Meanwhile, Nestle’s e-retail media investments made directly with e-commerce platforms have more than doubled since 2019.
The company is tracking all key online stores carrying its brands in more than 60 markets on a daily basis to ensure content accuracy and product availability, as well as reviewing consumer feedback — all expected to increase products add-to-cart rate by up to 30%.
“This is the new reality of our markets to support the e-commerce acceleration,” said Meunier, likening the strategy to those of digitally native brands.
While not a true digital native, Nestle’s scale does afford it access to a wealth of data — Gandon said they speak with more than 200,000 consumers weekly and monitor 500,000 product reviews monthly —and it’s building out its data science capabilities to leverage these sources more strategically. This includes building predictive analytical models to improve sales outcomes and consumer lifetime value, and surfacing them in real time to identify early trends and innovation opportunities.

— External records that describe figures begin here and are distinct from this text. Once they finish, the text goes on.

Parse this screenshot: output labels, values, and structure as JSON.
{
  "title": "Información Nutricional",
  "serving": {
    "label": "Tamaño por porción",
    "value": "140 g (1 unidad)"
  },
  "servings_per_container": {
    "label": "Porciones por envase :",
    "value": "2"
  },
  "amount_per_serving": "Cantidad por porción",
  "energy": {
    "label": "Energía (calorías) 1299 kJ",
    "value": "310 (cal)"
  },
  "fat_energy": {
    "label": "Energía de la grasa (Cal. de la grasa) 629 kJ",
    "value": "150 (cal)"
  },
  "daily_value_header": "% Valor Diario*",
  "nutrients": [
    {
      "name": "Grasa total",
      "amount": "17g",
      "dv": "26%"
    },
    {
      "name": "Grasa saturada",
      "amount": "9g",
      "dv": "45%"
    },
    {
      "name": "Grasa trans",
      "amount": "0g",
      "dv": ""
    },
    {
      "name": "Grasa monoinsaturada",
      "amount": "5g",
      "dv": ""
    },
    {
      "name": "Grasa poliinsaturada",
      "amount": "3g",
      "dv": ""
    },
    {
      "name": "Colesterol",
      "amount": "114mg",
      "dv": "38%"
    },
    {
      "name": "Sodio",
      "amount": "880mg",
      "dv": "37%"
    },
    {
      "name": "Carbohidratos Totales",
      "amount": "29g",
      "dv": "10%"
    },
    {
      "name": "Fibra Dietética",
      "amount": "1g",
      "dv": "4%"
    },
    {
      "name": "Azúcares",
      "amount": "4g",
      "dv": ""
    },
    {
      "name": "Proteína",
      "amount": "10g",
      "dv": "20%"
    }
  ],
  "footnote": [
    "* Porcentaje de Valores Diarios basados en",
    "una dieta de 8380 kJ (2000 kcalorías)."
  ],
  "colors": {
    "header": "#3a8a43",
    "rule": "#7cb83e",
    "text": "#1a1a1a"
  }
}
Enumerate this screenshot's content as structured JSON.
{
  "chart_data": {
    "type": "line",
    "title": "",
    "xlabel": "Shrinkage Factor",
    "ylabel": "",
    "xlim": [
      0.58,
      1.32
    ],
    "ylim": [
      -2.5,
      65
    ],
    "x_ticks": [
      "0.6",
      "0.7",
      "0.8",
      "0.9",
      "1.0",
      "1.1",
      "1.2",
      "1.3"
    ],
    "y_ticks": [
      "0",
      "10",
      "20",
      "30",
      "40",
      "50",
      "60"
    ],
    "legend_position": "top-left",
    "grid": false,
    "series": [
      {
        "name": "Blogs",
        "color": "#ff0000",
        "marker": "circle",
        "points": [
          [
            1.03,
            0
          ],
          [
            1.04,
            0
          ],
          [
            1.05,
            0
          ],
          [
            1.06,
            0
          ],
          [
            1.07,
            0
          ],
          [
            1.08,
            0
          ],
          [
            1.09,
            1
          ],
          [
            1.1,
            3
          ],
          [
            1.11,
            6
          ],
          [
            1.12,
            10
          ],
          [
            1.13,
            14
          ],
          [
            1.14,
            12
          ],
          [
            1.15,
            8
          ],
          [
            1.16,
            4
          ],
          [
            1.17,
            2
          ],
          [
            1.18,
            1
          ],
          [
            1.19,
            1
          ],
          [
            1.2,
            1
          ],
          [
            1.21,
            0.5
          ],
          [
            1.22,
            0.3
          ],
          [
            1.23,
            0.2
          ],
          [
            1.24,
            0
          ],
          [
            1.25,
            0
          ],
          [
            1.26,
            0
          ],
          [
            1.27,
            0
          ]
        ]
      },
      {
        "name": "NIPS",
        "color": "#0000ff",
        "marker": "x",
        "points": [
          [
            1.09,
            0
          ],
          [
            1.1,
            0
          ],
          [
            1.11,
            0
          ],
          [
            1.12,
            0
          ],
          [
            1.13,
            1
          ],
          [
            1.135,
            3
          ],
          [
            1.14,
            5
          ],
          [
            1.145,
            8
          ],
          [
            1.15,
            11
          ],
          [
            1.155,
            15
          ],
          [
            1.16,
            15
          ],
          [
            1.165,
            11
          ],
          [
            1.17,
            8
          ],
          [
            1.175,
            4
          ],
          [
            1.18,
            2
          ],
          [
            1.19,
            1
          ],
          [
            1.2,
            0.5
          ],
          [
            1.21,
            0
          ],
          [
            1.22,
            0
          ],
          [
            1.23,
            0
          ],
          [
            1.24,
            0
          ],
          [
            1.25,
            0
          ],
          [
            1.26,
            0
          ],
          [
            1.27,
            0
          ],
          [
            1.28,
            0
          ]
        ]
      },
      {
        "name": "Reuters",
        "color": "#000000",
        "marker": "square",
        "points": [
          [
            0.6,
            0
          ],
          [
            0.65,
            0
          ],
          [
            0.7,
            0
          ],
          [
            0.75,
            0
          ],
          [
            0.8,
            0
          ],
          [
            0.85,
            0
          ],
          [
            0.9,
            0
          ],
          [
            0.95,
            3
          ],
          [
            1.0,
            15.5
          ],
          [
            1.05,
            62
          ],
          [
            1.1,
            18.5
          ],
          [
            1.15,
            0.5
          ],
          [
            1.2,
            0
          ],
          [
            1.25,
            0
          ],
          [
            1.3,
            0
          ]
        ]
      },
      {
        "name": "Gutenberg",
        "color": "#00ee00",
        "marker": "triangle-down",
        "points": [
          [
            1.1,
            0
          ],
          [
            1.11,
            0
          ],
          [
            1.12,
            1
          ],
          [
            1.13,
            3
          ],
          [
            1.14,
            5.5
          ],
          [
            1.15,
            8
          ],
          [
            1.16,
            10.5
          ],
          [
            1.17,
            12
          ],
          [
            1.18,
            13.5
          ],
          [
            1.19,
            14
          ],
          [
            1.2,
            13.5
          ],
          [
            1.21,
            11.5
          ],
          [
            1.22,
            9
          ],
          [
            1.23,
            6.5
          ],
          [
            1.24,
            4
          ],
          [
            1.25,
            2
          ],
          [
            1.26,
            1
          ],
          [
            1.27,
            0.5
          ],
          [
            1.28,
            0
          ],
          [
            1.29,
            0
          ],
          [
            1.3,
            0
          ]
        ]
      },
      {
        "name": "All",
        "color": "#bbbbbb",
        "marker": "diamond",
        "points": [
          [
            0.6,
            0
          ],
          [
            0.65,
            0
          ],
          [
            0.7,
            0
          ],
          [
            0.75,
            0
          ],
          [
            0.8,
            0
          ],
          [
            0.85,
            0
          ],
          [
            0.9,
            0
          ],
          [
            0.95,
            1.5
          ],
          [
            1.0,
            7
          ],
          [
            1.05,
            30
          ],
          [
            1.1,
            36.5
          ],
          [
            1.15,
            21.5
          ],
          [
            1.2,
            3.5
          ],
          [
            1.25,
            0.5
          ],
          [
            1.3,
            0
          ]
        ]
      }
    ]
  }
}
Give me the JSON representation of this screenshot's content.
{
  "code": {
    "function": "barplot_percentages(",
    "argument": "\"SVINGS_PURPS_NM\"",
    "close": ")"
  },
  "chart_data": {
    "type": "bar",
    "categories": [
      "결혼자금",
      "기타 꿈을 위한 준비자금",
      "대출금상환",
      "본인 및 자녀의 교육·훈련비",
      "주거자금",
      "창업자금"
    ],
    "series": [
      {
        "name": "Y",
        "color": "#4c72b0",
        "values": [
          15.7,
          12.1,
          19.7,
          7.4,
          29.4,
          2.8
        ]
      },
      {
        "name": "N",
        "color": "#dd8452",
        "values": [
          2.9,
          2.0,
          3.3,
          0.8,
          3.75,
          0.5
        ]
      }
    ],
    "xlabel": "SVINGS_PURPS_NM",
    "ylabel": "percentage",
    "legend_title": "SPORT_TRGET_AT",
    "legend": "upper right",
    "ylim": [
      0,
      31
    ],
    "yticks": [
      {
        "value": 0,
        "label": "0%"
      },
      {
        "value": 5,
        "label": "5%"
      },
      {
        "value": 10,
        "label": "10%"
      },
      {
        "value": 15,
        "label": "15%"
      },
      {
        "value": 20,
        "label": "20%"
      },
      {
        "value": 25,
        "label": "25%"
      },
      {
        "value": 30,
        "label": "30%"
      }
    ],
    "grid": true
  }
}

Examples include using predictive capability to identify potential opportunities for new items in the United States, as well detecting possible out-of-stocks and providing personalized pricing, promotion, and assortment optimization recommendations to retail partners.
In the more fragmented retail landscape in India, Nestle consolidated all store data to capture the effect of media, trade investment, and promotions in order to identify optimal resource allocation based on geography and channel.
[See also: Inside Nestlé’s Largest R&D Accelerator]
The company is also using data solutions to better segment retail outlets, including suggesting "must sell SKUs" per store and mapping more strategical areas to focus sales force efforts. These moves are in turn improving distribution, availability and visibility.
Predictive models, meanwhile, are improving sales demand accuracy and the ability to anticipate out-of-stocks. Both have combined to drive incremental sales from 2% to 4%, and optimize 10% of its investment to be more productive, said Gandon.
In China, Nestle has digitized its innovation process, using big data technology to identify key trends and innovation opportunities within real-time social data. These insights are then used to develop innovation ideas and concepts that are fast-tracked through Nestle’s local Product Innovation Centers and manufacturing capabilities, with quick concept testing.
As a result, Nestlé China multiplied its innovation intensity by three, in three years, said Rashid Qureshi, chairman and CEO of Nestlé Greater China region.